About this Research Topic
For many years, cancer has been at the forefront of molecular and genomic studies facilitated by the relative ease of access to patient tumor tissues, the ability to culture cancer cells in vitro, and the vast availability of established cancer cell lines. Technological advances in gene analysis, the increased availability of mouse models of neurological diseases, and state-of-the-art neuronal culture techniques such as brain organoids, have allowed for the expansion of molecular and genomic studies to neuronal cells. While similar basic biological principles often apply in epithelial and neuronal differentiation and function, understanding cell-type specific context, cell-specific signaling pathways, epigenetic modifications, developmental timing, and the susceptibility to environmental factors will be required to help us explain why neurodevelopmental disorders and cancer can arise from mutations in the same risk genes or even the same mutation within a single gene.
We invite the submission of Original Research, Reviews, Mini Reviews, and Perspectives that cover a wide range of basic and translational research focusing on, but not limited to:
• converging/diverging mechanisms in brain and epithelial tissue development and in neuronal and epithelial cell differentiation
• signaling pathways and/or molecules that are affected both in neurodevelopmental disorders and cancer
• systems biology approaches that explore the influence of genomic context, epigenetic modifications, and environment within this context.
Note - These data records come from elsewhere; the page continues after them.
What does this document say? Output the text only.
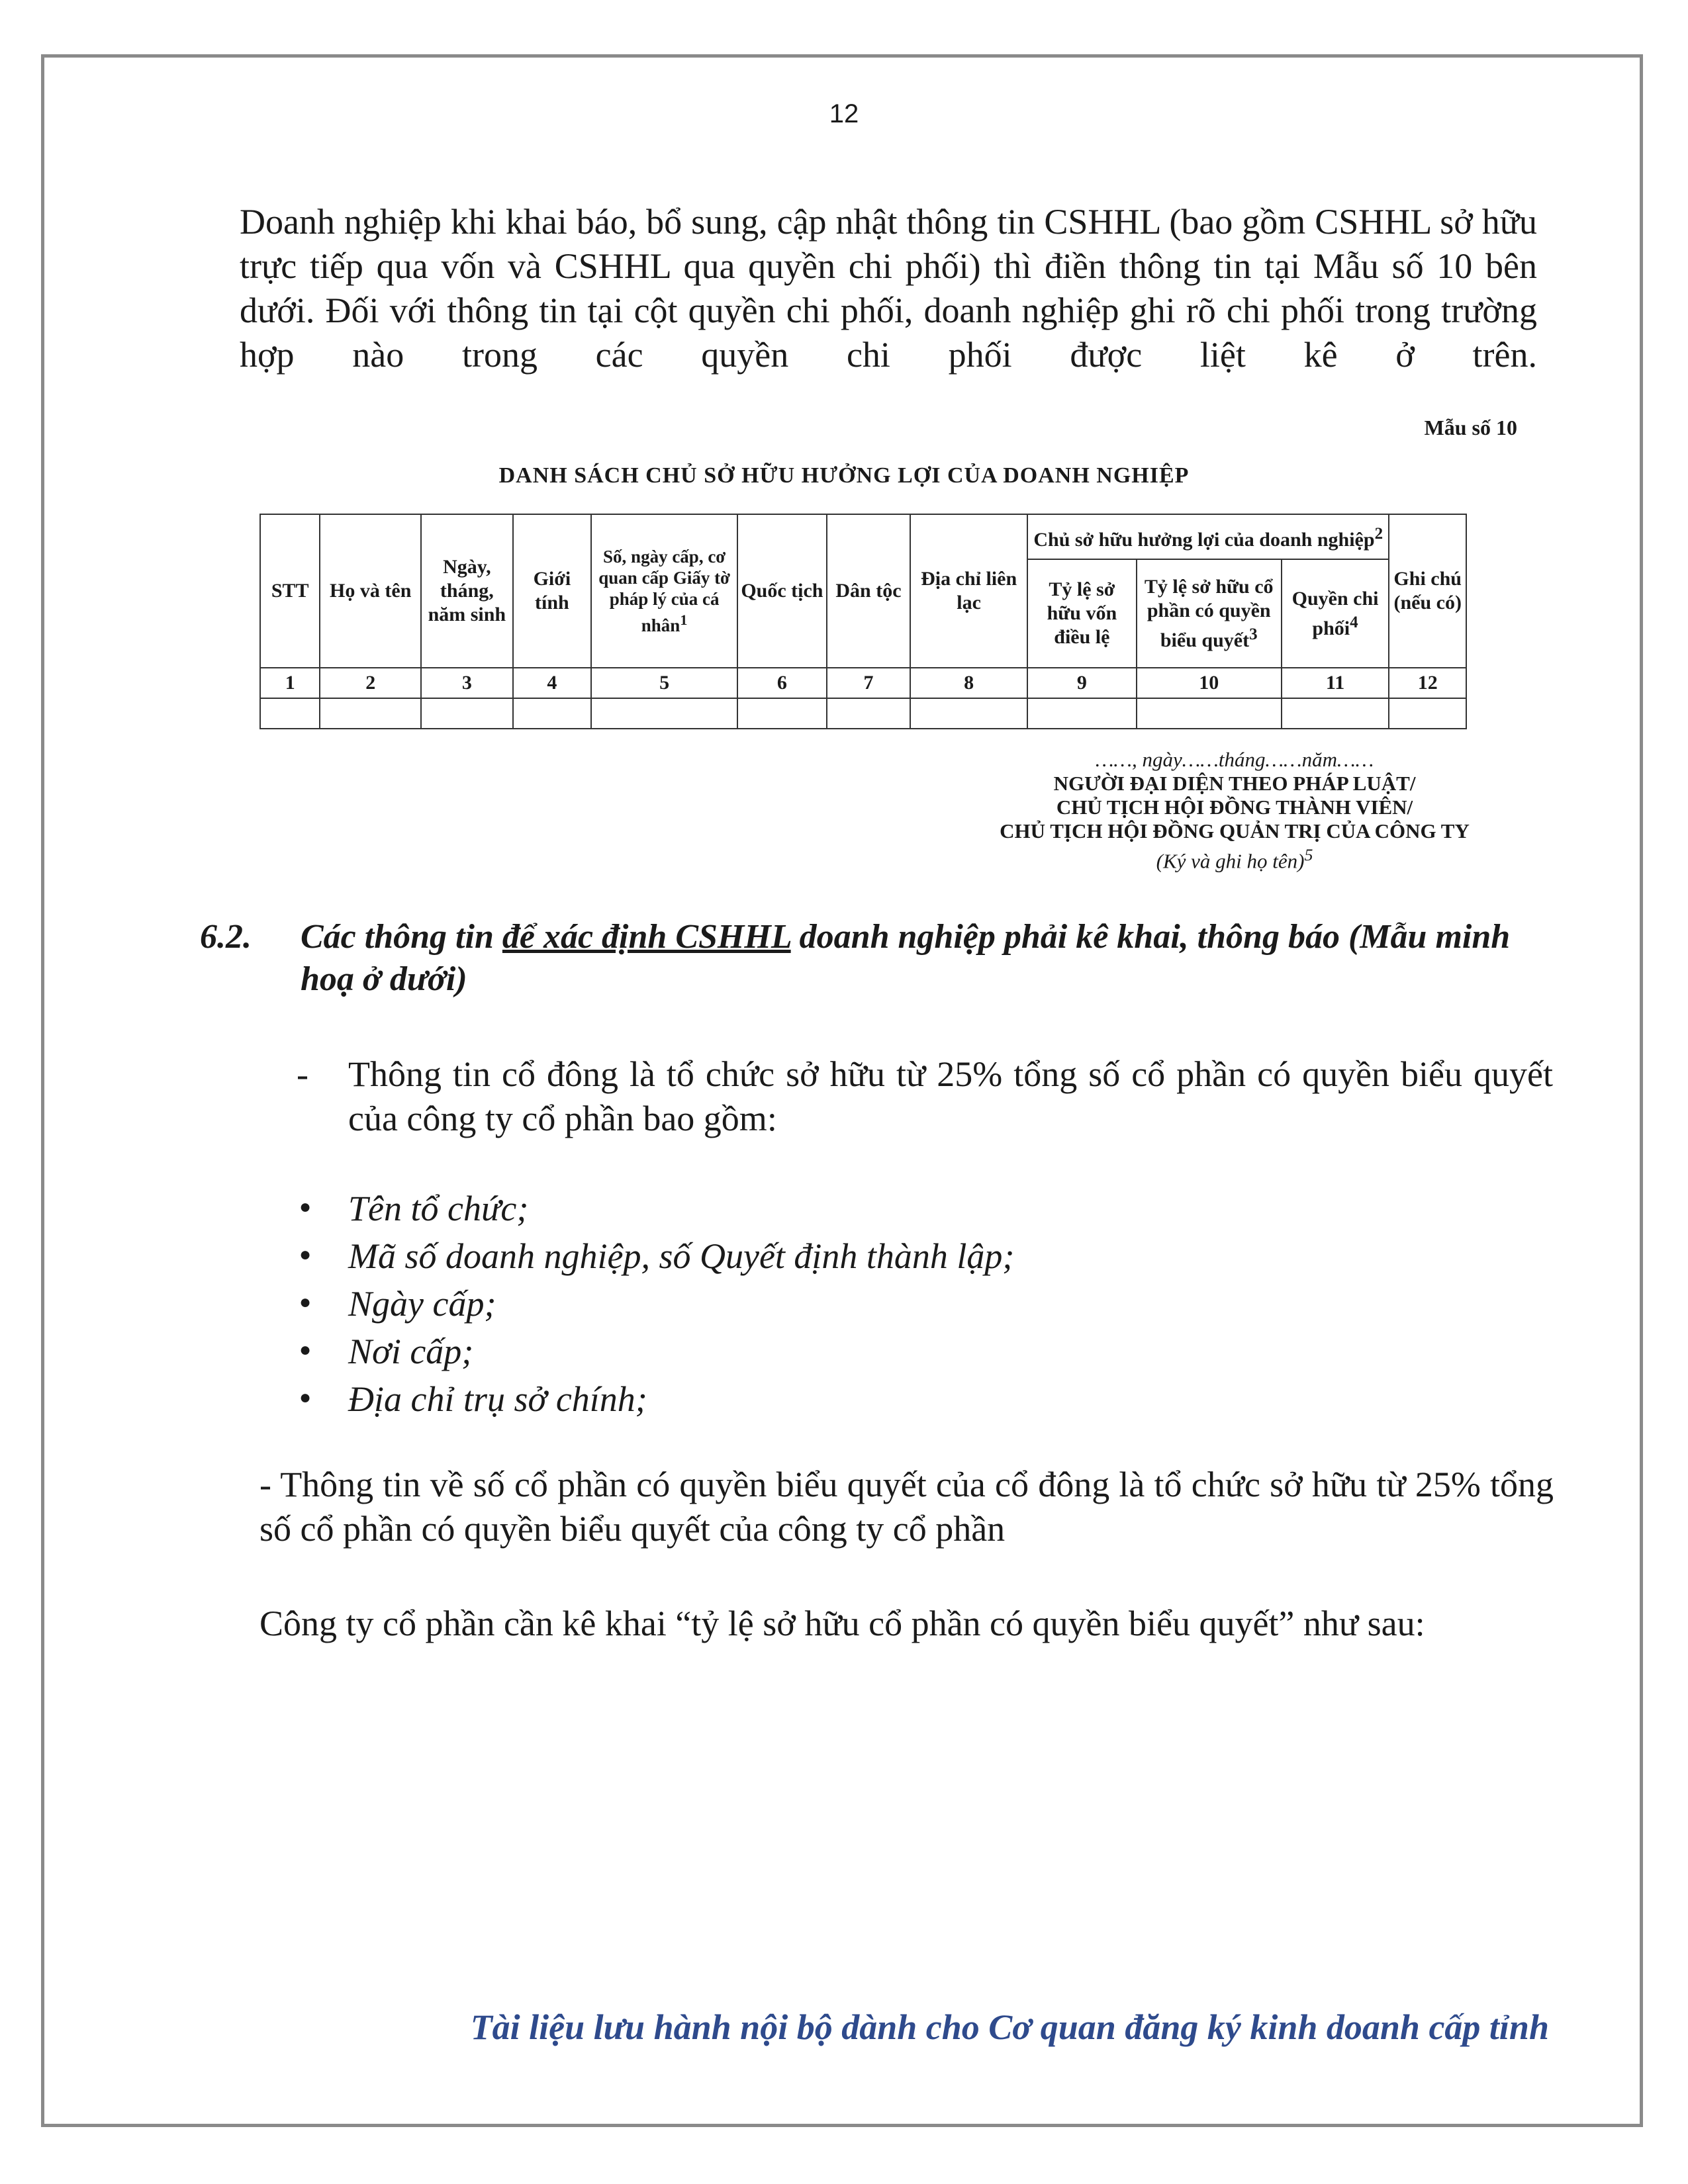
12

Doanh nghiệp khi khai báo, bổ sung, cập nhật thông tin CSHHL (bao gồm CSHHL sở hữu trực tiếp qua vốn và CSHHL qua quyền chi phối) thì điền thông tin tại Mẫu số 10 bên dưới. Đối với thông tin tại cột quyền chi phối, doanh nghiệp ghi rõ chi phối trong trường hợp nào trong các quyền chi phối được liệt kê ở trên.

Mẫu số 10
DANH SÁCH CHỦ SỞ HỮU HƯỞNG LỢI CỦA DOANH NGHIỆP
STT	Họ và tên	Ngày, tháng, năm sinh	Giới tính	Số, ngày cấp, cơ quan cấp Giấy tờ pháp lý của cá nhân$^1$	Quốc tịch	Dân tộc	Địa chỉ liên lạc	Chủ sở hữu hưởng lợi của doanh nghiệp$^2$			Ghi chú (nếu có)
								Tỷ lệ sở hữu vốn điều lệ	Tỷ lệ sở hữu cổ phần có quyền biểu quyết$^3$	Quyền chi phối$^4$
1	2	3	4	5	6	7	8	9	10	11	12

……, ngày……tháng……năm……
NGƯỜI ĐẠI DIỆN THEO PHÁP LUẬT/
CHỦ TỊCH HỘI ĐỒNG THÀNH VIÊN/
CHỦ TỊCH HỘI ĐỒNG QUẢN TRỊ CỦA CÔNG TY
(Ký và ghi họ tên)$^5$
6.2. Các thông tin để xác định CSHHL doanh nghiệp phải kê khai, thông báo (Mẫu minh hoạ ở dưới)
- Thông tin cổ đông là tổ chức sở hữu từ 25% tổng số cổ phần có quyền biểu quyết của công ty cổ phần bao gồm:
● Tên tổ chức;
● Mã số doanh nghiệp, số Quyết định thành lập;
● Ngày cấp;
● Nơi cấp;
● Địa chỉ trụ sở chính;
- Thông tin về số cổ phần có quyền biểu quyết của cổ đông là tổ chức sở hữu từ 25% tổng số cổ phần có quyền biểu quyết của công ty cổ phần
Công ty cổ phần cần kê khai “tỷ lệ sở hữu cổ phần có quyền biểu quyết” như sau:
Tài liệu lưu hành nội bộ dành cho Cơ quan đăng ký kinh doanh cấp tỉnh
Descriptive studies consisting solely of bioinformatic investigation of publicly available genomic/transcriptomic/proteomic data do not fall within the scope of the section unless they are expanded and provide significant biological or mechanistic insight into the process being studied.
Keywords: neurodevelopmental disorders, cancer, neuronal cells, epithelial cells, signaling, epigenetics, cellular differentiation
Important Note: All contributions to this Research Topic must be within the scope of the section and journal to which they are submitted, as defined in their mission statements. Frontiers reserves the right to guide an out-of-scope manuscript to a more suitable section or journal at any stage of peer review.